Auch Harry scheint meinen Blick mitbekommen zu haben, da er leise kommentiert: „Laut den Ärzten ist die Dosierung in einer Tablette nicht hoch genug für meine Psychosen." „Aber anfänglich musstest du doch nur ganz wenig zu dir nehmen.", kontere ich verwirrt und sehe ihm zu, wie er den pinken Plastikbecher in seiner Hand mit Wasser anfüllt.

Er nimmt einige Schlucke davon, bevor er mir erklärt: „Sie haben Angst, dass der Schalter in meinem Kopf plötzlich umgelegt werden könnte, durch irgendwelche Trigger in meiner normalen Umgebung. Daher halten sie mich in Zaum damit und bescheren mir verdammte Nebenwirkungen."

„Welche Nebenwirkungen meinst du?", beziehe ich mich auf den letzten Satz, der aus seinem Mund gekommen ist. Bevor er mir antwortet, greift er nach den Tabletten in meiner Handfläche und wirft sie sich alle gleichzeitig in seinen Mund. Er nimmt einen großen Schluck von dem Wasser und verzieht das Gesicht schmerzerfüllt. „Normalerweise schluckt man die Pillen nacheinander.", kommentiere ich und sehe ihm zu, wie er die Augen verdreht.

Harry öffnet den Mund und streckt seine Zunge weit hinaus, um mir zu zeigen, dass er nicht vorhat, die Medikamente auszuspucken, sobald ich ihm meinen Rücken zuwende. Anschließend räuspert sich und antwortet auf meine vorherige Frage: „Unter anderem werde ich immer vergesslicher und muss mir andauernd Notizen schreiben."

„Aber wieso sehe ich nie irgendwelche Post-Its oder Zettel?", frage ich misstrauisch nach, obwohl ich ihm liebend gerne einfach glauben will. Doch die Vergangenheit hat mich vorsichtiger im Umgang mit ihm gemacht.

„Weil ich sie immer verstecke, damit du sie nicht siehst. Du würdest mich für einen Idioten halten und mich erst recht zu den Ärzten schleppen.", teilt Harry mir mit und sieht beschämt zu Boden. Er stellt den Plastikbecher wieder auf dessen Ursprungsort und verschränkt anschließend seine Finger ineinander. Nachdem er sich geräuspert hat, flüstert er kaum hörbar: „Bitte schicke mich deswegen nicht zu den Ärzten."

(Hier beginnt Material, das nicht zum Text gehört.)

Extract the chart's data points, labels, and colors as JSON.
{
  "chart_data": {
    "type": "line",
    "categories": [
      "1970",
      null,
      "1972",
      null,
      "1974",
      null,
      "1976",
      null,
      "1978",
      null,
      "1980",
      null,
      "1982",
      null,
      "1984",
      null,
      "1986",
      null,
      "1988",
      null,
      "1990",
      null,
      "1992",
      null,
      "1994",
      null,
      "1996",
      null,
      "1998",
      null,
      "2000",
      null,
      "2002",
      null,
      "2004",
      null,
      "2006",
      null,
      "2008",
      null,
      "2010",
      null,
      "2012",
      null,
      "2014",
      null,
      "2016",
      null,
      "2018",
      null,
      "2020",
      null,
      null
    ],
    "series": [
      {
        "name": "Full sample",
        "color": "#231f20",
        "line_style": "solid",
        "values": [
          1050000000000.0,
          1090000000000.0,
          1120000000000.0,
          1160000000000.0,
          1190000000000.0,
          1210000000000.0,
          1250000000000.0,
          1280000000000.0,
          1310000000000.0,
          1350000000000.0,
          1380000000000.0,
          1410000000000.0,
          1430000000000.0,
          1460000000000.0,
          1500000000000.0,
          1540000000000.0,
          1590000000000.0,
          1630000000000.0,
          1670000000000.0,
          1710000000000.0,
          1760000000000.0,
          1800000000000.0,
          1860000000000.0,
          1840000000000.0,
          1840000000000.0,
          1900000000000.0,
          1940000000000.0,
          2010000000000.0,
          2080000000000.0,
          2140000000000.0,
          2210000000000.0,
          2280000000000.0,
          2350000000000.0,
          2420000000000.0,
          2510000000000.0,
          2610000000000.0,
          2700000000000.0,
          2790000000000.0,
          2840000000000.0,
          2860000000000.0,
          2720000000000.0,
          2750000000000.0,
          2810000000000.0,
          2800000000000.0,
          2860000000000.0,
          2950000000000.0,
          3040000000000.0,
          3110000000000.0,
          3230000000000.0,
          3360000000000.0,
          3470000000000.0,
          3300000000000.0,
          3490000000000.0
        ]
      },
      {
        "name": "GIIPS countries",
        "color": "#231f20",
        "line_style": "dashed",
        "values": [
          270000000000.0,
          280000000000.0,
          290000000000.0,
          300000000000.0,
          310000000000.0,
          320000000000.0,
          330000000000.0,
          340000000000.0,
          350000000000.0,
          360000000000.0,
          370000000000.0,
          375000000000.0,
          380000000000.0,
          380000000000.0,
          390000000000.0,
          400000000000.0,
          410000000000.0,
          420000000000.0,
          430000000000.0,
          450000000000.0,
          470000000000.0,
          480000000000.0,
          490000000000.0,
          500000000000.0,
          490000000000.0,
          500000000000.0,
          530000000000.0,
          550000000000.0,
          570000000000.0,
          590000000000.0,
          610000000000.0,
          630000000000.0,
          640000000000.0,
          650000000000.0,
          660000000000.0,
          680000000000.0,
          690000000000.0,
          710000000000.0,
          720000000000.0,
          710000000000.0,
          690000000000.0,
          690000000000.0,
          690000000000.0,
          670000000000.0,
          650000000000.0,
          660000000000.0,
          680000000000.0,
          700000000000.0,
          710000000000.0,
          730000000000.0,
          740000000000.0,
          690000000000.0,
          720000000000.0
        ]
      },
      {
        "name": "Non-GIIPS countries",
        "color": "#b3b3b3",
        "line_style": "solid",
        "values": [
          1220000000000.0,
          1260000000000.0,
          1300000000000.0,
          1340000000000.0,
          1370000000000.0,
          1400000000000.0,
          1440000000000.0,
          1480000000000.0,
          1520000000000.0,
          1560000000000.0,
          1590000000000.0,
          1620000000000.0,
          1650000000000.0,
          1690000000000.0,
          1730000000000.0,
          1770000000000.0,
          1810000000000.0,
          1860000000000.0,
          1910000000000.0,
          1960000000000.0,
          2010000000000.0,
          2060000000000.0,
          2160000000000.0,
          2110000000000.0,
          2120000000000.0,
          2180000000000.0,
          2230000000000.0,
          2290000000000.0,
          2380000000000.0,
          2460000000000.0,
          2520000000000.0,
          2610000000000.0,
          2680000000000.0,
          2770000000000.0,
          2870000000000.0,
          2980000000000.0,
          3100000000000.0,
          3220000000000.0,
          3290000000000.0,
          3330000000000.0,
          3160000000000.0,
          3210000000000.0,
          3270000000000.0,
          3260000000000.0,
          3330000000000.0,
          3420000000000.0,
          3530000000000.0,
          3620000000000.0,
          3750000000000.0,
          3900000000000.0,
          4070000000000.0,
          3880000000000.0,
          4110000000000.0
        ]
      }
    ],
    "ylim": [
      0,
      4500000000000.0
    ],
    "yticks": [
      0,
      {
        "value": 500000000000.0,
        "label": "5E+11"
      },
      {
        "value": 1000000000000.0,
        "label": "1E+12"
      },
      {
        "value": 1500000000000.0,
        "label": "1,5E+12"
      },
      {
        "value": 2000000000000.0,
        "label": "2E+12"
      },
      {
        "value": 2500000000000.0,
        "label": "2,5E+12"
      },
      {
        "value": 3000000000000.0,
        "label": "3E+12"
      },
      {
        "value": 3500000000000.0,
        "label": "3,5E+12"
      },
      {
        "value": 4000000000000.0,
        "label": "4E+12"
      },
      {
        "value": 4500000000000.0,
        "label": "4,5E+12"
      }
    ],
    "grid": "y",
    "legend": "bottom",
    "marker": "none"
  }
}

Gerade, als ich im Begriff bin, ihm zu versichern, dass ich so etwas nicht tun würde, hallt die Türklingel durch das ganze Haus und dringt somit in meine Ohren. Ich gehe schnell zu Harry und drücke ihm einen Kuss auf die Stirn, gleich, nachdem ich seine Locken von dieser entfernt habe. „Mach deine Abendroutine einfach fertig und warte im Bett auf mich. Komm unter keinen Umständen hinunter zu der Eingangstür, ich weiß nicht, wer uns dort erwartet.", weise ich ihn an und verschwinde schon beinahe gehetzt aus dem Badezimmer.

Ich höre noch, wie Harry nach mir ruft und mich bittet, bei ihm zu bleiben. Doch der Klingelsturm breitet in mir ein sehr ungutes Gefühl aus, sodass ich nicht auf ihn hören kann und ihn dadurch in Gefahr bringen kann.